St. Louis’ Red Poinsettia

What? Could the ubiquitous, crimson-leafed hothouse plants that are synonymous with the holidays have roots there? This was something I had never heard of. It turned out that neither had the Missouri Botanical Garden nor the Missouri History Museum.

The only online authoritative reference I could find was a two-sentence entry at the United States Botanic Garden’s site under the Latin name Euphorbia Pulcherrima: This was the poinsettia that was grown in the United States and Europe up to 1920. Louis Bourdet, St. Louis, Missouri, first promoted it as the St. Louis red poinsettia in 1924.

That’s it. That’s it.

I began digging. Pat Bellrose, the Fahr Greenhouse & Garden Center owner in Wildwood, was eventually found. Bellrose, who is a self-described history nerd, said that the poinsettia, which is a Mexican native, has been crossed-pollinated and hybridized numerous times since being brought to the United States in the early 1800s. Louis Bourdet was a name he had never heard of. There are 1,500 to 1,800 varieties of this plant. Bellrose said that he had found the St. Louis red during his research.

Bellrose describes it so well that we wouldn’t recognize it today as a poinsettia. The bracts, which are the red structures we mistakenly consider to bloom but are modified leaves, were much smaller than today’s poinsettias. These bracts, which were small in size, were a very modest shade of red. He says, “This was a true red cardinal poinsettia.” “Maybe that’s how it got its name.”

David Trinklein is a professor of plant sciences under Bellrose.
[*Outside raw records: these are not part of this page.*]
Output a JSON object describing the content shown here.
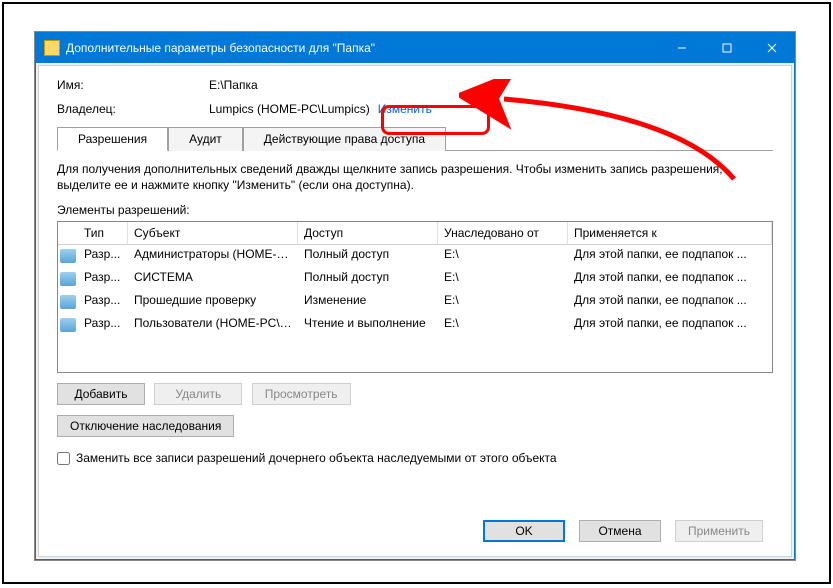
{
  "window_title": "Дополнительные параметры безопасности для \"Папка\"",
  "info": {
    "name_label": "Имя:",
    "name_value": "E:\\Папка",
    "owner_label": "Владелец:",
    "owner_value": "Lumpics (HOME-PC\\Lumpics)",
    "change_link": "Изменить"
  },
  "tabs": {
    "permissions": "Разрешения",
    "audit": "Аудит",
    "effective": "Действующие права доступа"
  },
  "hint": "Для получения дополнительных сведений дважды щелкните запись разрешения. Чтобы изменить запись разрешения, выделите ее и нажмите кнопку \"Изменить\" (если она доступна).",
  "elements_label": "Элементы разрешений:",
  "columns": {
    "type": "Тип",
    "subject": "Субъект",
    "access": "Доступ",
    "inherited": "Унаследовано от",
    "applies": "Применяется к"
  },
  "rows": [
    {
      "type": "Разр...",
      "subject": "Администраторы (HOME-PC...",
      "access": "Полный доступ",
      "inherited": "E:\\",
      "applies": "Для этой папки, ее подпапок ..."
    },
    {
      "type": "Разр...",
      "subject": "СИСТЕМА",
      "access": "Полный доступ",
      "inherited": "E:\\",
      "applies": "Для этой папки, ее подпапок ..."
    },
    {
      "type": "Разр...",
      "subject": "Прошедшие проверку",
      "access": "Изменение",
      "inherited": "E:\\",
      "applies": "Для этой папки, ее подпапок ..."
    },
    {
      "type": "Разр...",
      "subject": "Пользователи (HOME-PC\\П...",
      "access": "Чтение и выполнение",
      "inherited": "E:\\",
      "applies": "Для этой папки, ее подпапок ..."
    }
  ],
  "buttons": {
    "add": "Добавить",
    "remove": "Удалить",
    "view": "Просмотреть",
    "disable_inherit": "Отключение наследования",
    "replace_checkbox": "Заменить все записи разрешений дочернего объекта наследуемыми от этого объекта",
    "ok": "OK",
    "cancel": "Отмена",
    "apply": "Применить"
  }
}
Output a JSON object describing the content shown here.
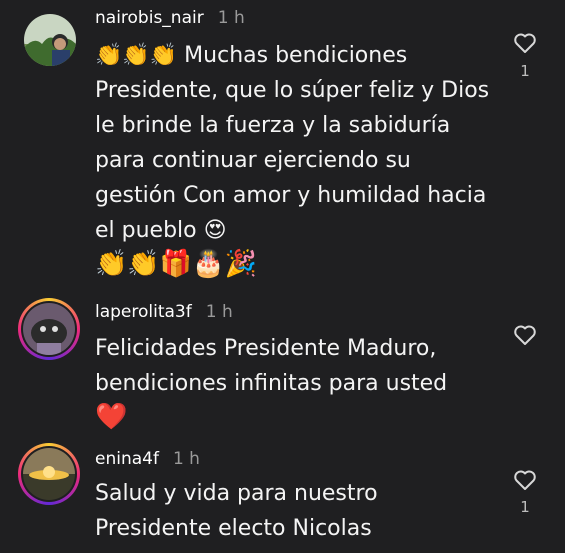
{
  "comments": [
    {
      "username": "nairobis_nair",
      "time": "1 h",
      "text": "👏👏👏 Muchas bendiciones Presidente, que lo súper feliz y Dios le brinde la fuerza y la sabiduría para continuar ejerciendo su gestión Con amor y humildad hacia el pueblo 😍",
      "emoji_line": "👏👏🎁🎂🎉",
      "likes": "1"
    },
    {
      "username": "laperolita3f",
      "time": "1 h",
      "text": "Felicidades Presidente Maduro, bendiciones infinitas para usted",
      "emoji_line": "❤️"
    },
    {
      "username": "enina4f",
      "time": "1 h",
      "text": "Salud y vida para nuestro Presidente electo Nicolas",
      "likes": "1"
    }
  ],
  "colors": {
    "background": "#1f1f21",
    "story_ring": "#ee2a7b"
  },
  "icons": {
    "like": "heart-outline-icon"
  }
}
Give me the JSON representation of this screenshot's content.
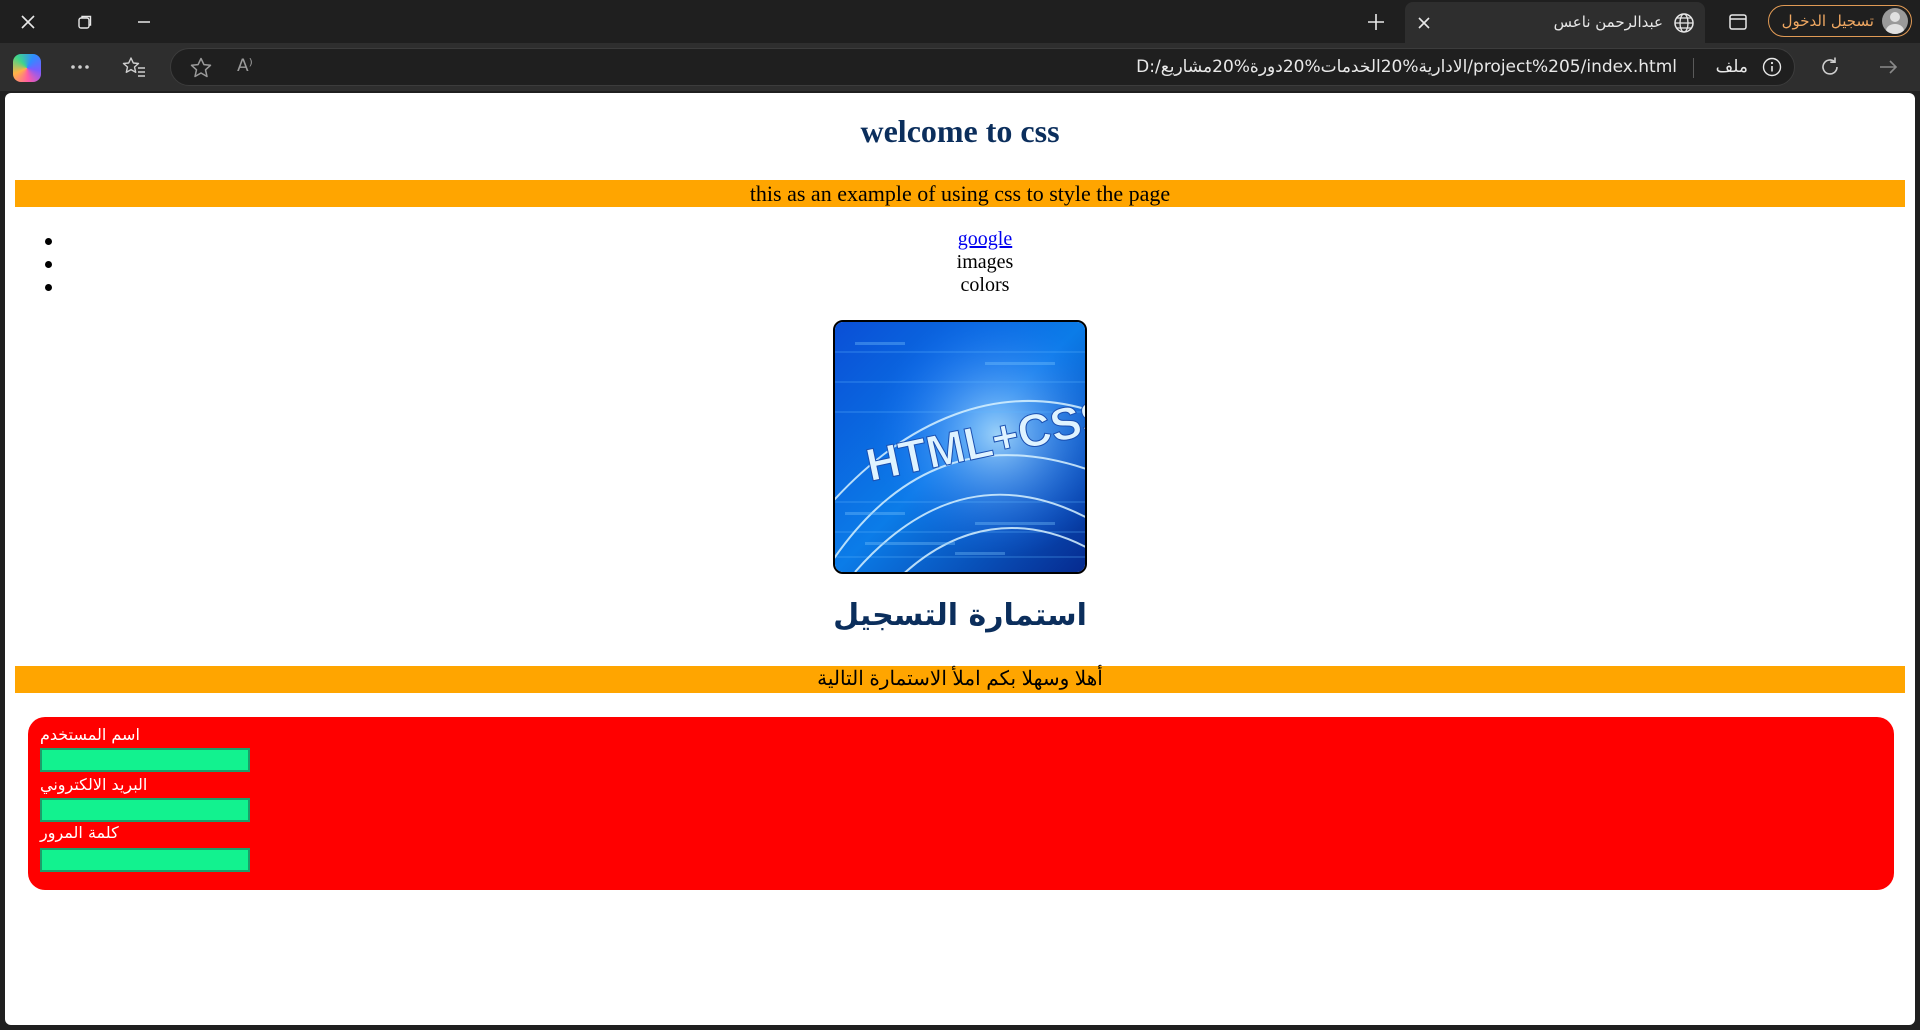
{
  "browser": {
    "tab_title": "عبدالرحمن ناعس",
    "signin_label": "تسجيل الدخول",
    "file_label": "ملف",
    "url": "D:/الادارية%20الخدمات%20دورة%20مشاريع/project%205/index.html",
    "read_aloud_glyph": "A⁾",
    "icons": [
      "close-icon",
      "restore-icon",
      "minimize-icon",
      "plus-icon",
      "globe-icon",
      "tab-actions-icon",
      "avatar-icon",
      "copilot-icon",
      "more-icon",
      "favorites-icon",
      "star-icon",
      "read-aloud-icon",
      "info-icon",
      "refresh-icon",
      "back-arrow-icon"
    ]
  },
  "page": {
    "welcome_heading": "welcome to css",
    "intro_band": "this as an example of using css to style the page",
    "nav": [
      {
        "label": "google",
        "link": true
      },
      {
        "label": "images",
        "link": false
      },
      {
        "label": "colors",
        "link": false
      }
    ],
    "hero_image_text": "HTML+CSS",
    "form_heading": "استمارة التسجيل",
    "form_intro": "أهلا وسهلا بكم املأ الاستمارة التالية",
    "form": {
      "username_label": "اسم المستخدم",
      "email_label": "البريد الالكتروني",
      "password_label": "كلمة المرور"
    }
  },
  "colors": {
    "heading": "#0b2e5c",
    "band": "#ffa500",
    "form_bg": "#ff0000",
    "input_bg": "#12f28f",
    "link": "#0000ee"
  }
}
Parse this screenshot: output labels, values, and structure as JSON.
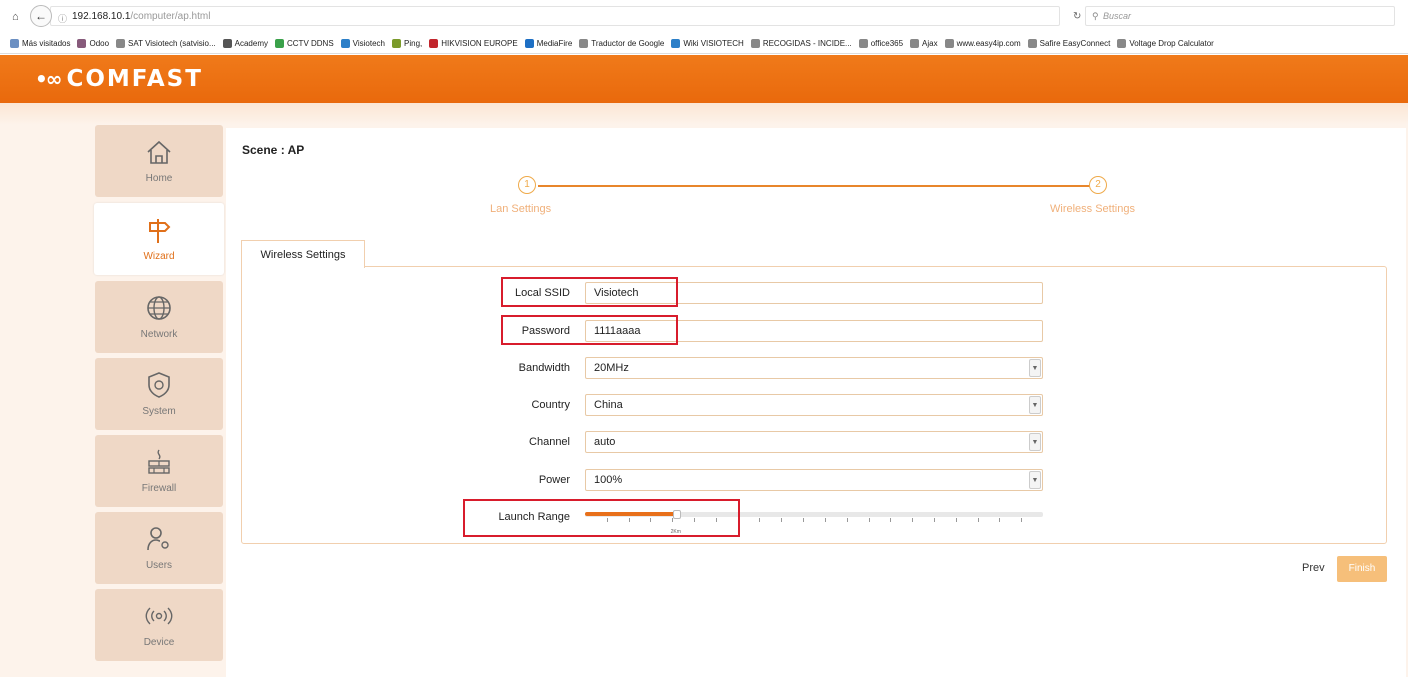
{
  "browser": {
    "url_host": "192.168.10.1",
    "url_path": "/computer/ap.html",
    "search_placeholder": "Buscar",
    "bookmarks": [
      {
        "label": "Más visitados",
        "color": "#6b8fc2"
      },
      {
        "label": "Odoo",
        "color": "#875a7b"
      },
      {
        "label": "SAT Visiotech (satvisio...",
        "color": "#888888"
      },
      {
        "label": "Academy",
        "color": "#555555"
      },
      {
        "label": "CCTV DDNS",
        "color": "#3aa14a"
      },
      {
        "label": "Visiotech",
        "color": "#2c7fc8"
      },
      {
        "label": "Ping,",
        "color": "#7a9a2a"
      },
      {
        "label": "HIKVISION EUROPE",
        "color": "#c2252c"
      },
      {
        "label": "MediaFire",
        "color": "#1d6fc4"
      },
      {
        "label": "Traductor de Google",
        "color": "#888888"
      },
      {
        "label": "Wiki VISIOTECH",
        "color": "#2c7fc8"
      },
      {
        "label": "RECOGIDAS - INCIDE...",
        "color": "#888888"
      },
      {
        "label": "office365",
        "color": "#888888"
      },
      {
        "label": "Ajax",
        "color": "#888888"
      },
      {
        "label": "www.easy4ip.com",
        "color": "#888888"
      },
      {
        "label": "Safire EasyConnect",
        "color": "#888888"
      },
      {
        "label": "Voltage Drop Calculator",
        "color": "#888888"
      }
    ]
  },
  "brand": {
    "logo_text": "COMFAST",
    "accent": "#e9690c"
  },
  "sidebar": {
    "items": [
      {
        "label": "Home",
        "icon": "home-icon",
        "active": false
      },
      {
        "label": "Wizard",
        "icon": "signpost-icon",
        "active": true
      },
      {
        "label": "Network",
        "icon": "globe-icon",
        "active": false
      },
      {
        "label": "System",
        "icon": "shield-icon",
        "active": false
      },
      {
        "label": "Firewall",
        "icon": "firewall-icon",
        "active": false
      },
      {
        "label": "Users",
        "icon": "users-icon",
        "active": false
      },
      {
        "label": "Device",
        "icon": "wireless-icon",
        "active": false
      }
    ]
  },
  "main": {
    "scene_title": "Scene : AP",
    "steps": [
      {
        "number": "1",
        "label": "Lan Settings"
      },
      {
        "number": "2",
        "label": "Wireless Settings"
      }
    ],
    "tab_label": "Wireless Settings"
  },
  "form": {
    "ssid_label": "Local SSID",
    "ssid_value": "Visiotech",
    "password_label": "Password",
    "password_value": "1111aaaa",
    "bandwidth_label": "Bandwidth",
    "bandwidth_value": "20MHz",
    "country_label": "Country",
    "country_value": "China",
    "channel_label": "Channel",
    "channel_value": "auto",
    "power_label": "Power",
    "power_value": "100%",
    "range_label": "Launch Range",
    "range_fraction": 0.2,
    "range_value_label": "2Km"
  },
  "actions": {
    "prev_label": "Prev",
    "finish_label": "Finish"
  }
}
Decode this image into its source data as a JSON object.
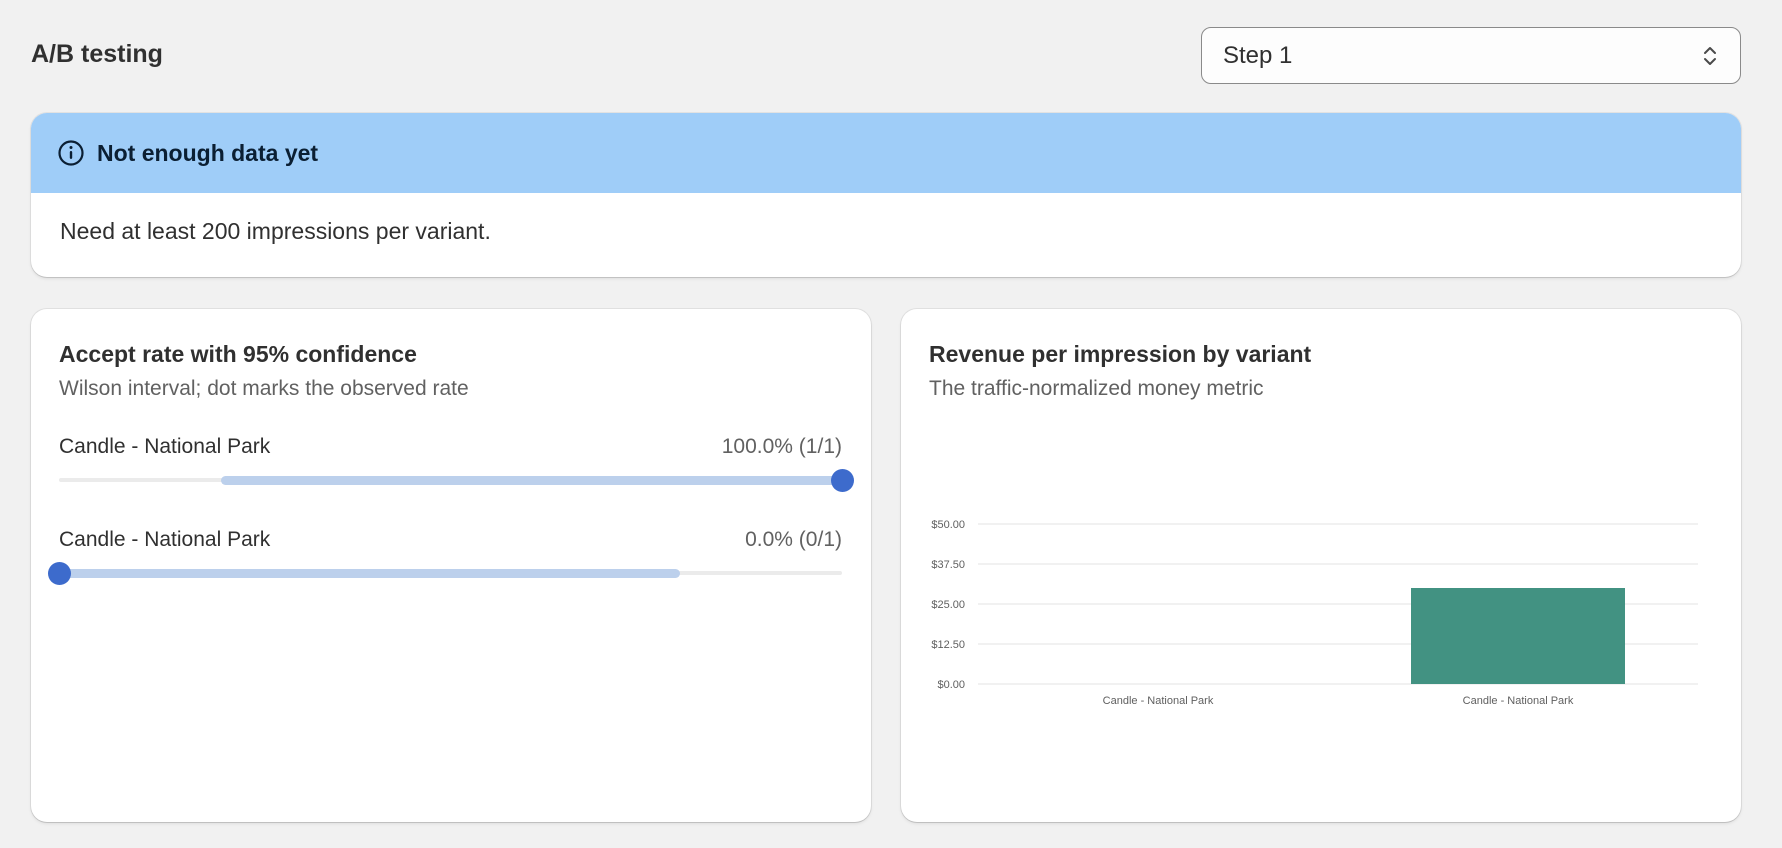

He isn’t sure. Trinklein claims that research on the St. Louis red is so murky that it’s impossible to be certain of anything other than its existence. The professor believes he can guess what happened to it. In the 1930s and 1940s, hybridization methods improved, increasing the popularity of the poinsettia, making it one the most popular crops in America. The trend was towards larger, more rounded red bracts. This new, more showy poinsettia may have dominated the spotlight if the St. Louis red was indeed the “it” Christmas plant of the 1920s.

Trinklein explains that when these varieties vanish, it’s because people don’t want to buy them anymore.